This is the first discovery in over 11 years of an object with hieroglyphic writing at Chichén Itzá, according to Mexico’s National Institute of Anthropology and History.
“In this Mayan site, it is rare to find hieroglyphic writing, let alone a complete text,” said Pérez Ruiz, one of the archaeologists coordinating research at the site.
But the hieroglyphs around the center of the stone, including the date it would have been used, are difficult to decipher.
“There’s some kind of debate amongst [researchers] as to whether they’re just very crude and that’s why we can’t read them, or whether they’re actually what we call pseudo-glyphs, a point that is past literacy when people imitate text or they can’t actually write them anymore,” Martin said.
Researchers will now take high-resolution images of the carvings to study them in detail.
The Mayan ballgame dates back over 3,000 years and is considered one of the first organized sporting games.
Many details of the game, including how points were scored, remain a mystery. In one common theory, players attempted to bounce a rubber ball, ranging in size from a softball to a soccer ball, off two sloping sides into stone hoops without using their hands or feet.
Players armored themselves with heavy belts and knee and arm pads to bounce off the ball. There was no set number of players. Some depictions show as few as two to each side while others display much larger teams.
Arenas would have housed a few hundred spectators.

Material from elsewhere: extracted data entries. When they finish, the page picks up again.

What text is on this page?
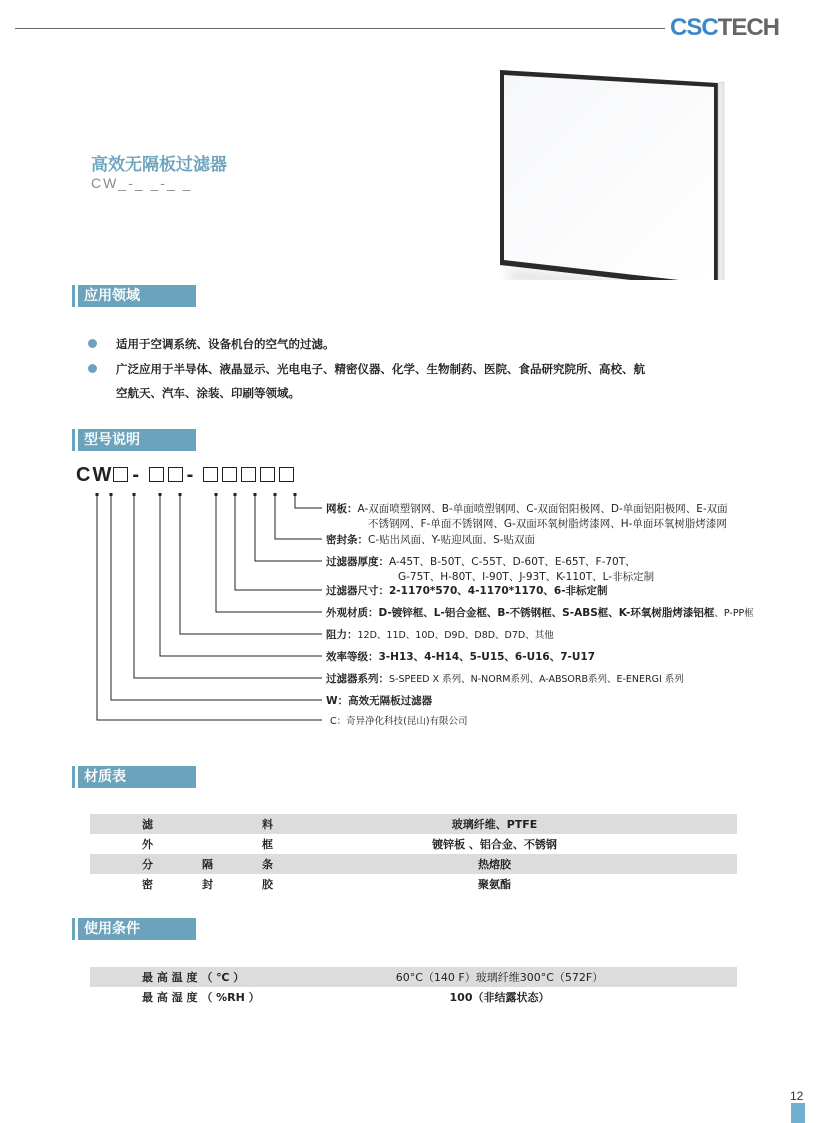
CSCTECH
高效无隔板过滤器
CW_-_ _-_ _
应用领域
适用于空调系统、设备机台的空气的过滤。
广泛应用于半导体、液晶显示、光电电子、精密仪器、化学、生物制药、医院、食品研究院所、高校、航
空航天、汽车、涂装、印刷等领域。
型号说明
CW - -
网板：A-双面喷塑钢网、B-单面喷塑钢网、C-双面铝阳极网、D-单面铝阳极网、E-双面
不锈钢网、F-单面不锈钢网、G-双面环氧树脂烤漆网、H-单面环氧树脂烤漆网
密封条：C-贴出风面、Y-贴迎风面、S-贴双面
过滤器厚度：A-45T、B-50T、C-55T、D-60T、E-65T、F-70T、
G-75T、H-80T、I-90T、J-93T、K-110T、L-非标定制
过滤器尺寸：2-1170*570、4-1170*1170、6-非标定制
外观材质：D-镀锌框、L-铝合金框、B-不锈钢框、S-ABS框、K-环氧树脂烤漆铝框、P-PP框
阻力：12D、11D、10D、D9D、D8D、D7D、其他
效率等级：3-H13、4-H14、5-U15、6-U16、7-U17
过滤器系列：S-SPEED X 系列、N-NORM系列、A-ABSORB系列、E-ENERGI 系列
W：高效无隔板过滤器
C：奇异净化科技(昆山)有限公司
材质表
	滤		料	玻璃纤维、PTFE
	外		框	镀锌板 、铝合金、不锈钢
	分	隔	条	热熔胶
	密	封	胶	聚氨酯
使用条件
	最 高 温 度 （ ℃ ）	60°C（140 F）玻璃纤维300°C（572F）
	最 高 湿 度 （ %RH ）	100（非结露状态）
12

The game was woven into the political, religious and social lives of Mesoamerican peoples. It was sometimes played as a regular game and other times as a performance, woven into Mayan mythology and depicting heroes that descend to the underworld to play against the gods of death.
Chichén Itzá is one of the main archaeological centers of the Mayan civilization in the Yucatán Peninsula. It attracts about 2 million visitors every day.
The complex is a UNESCO World Heritage site and in 2007 was named one of the New Seven Wonders of the World.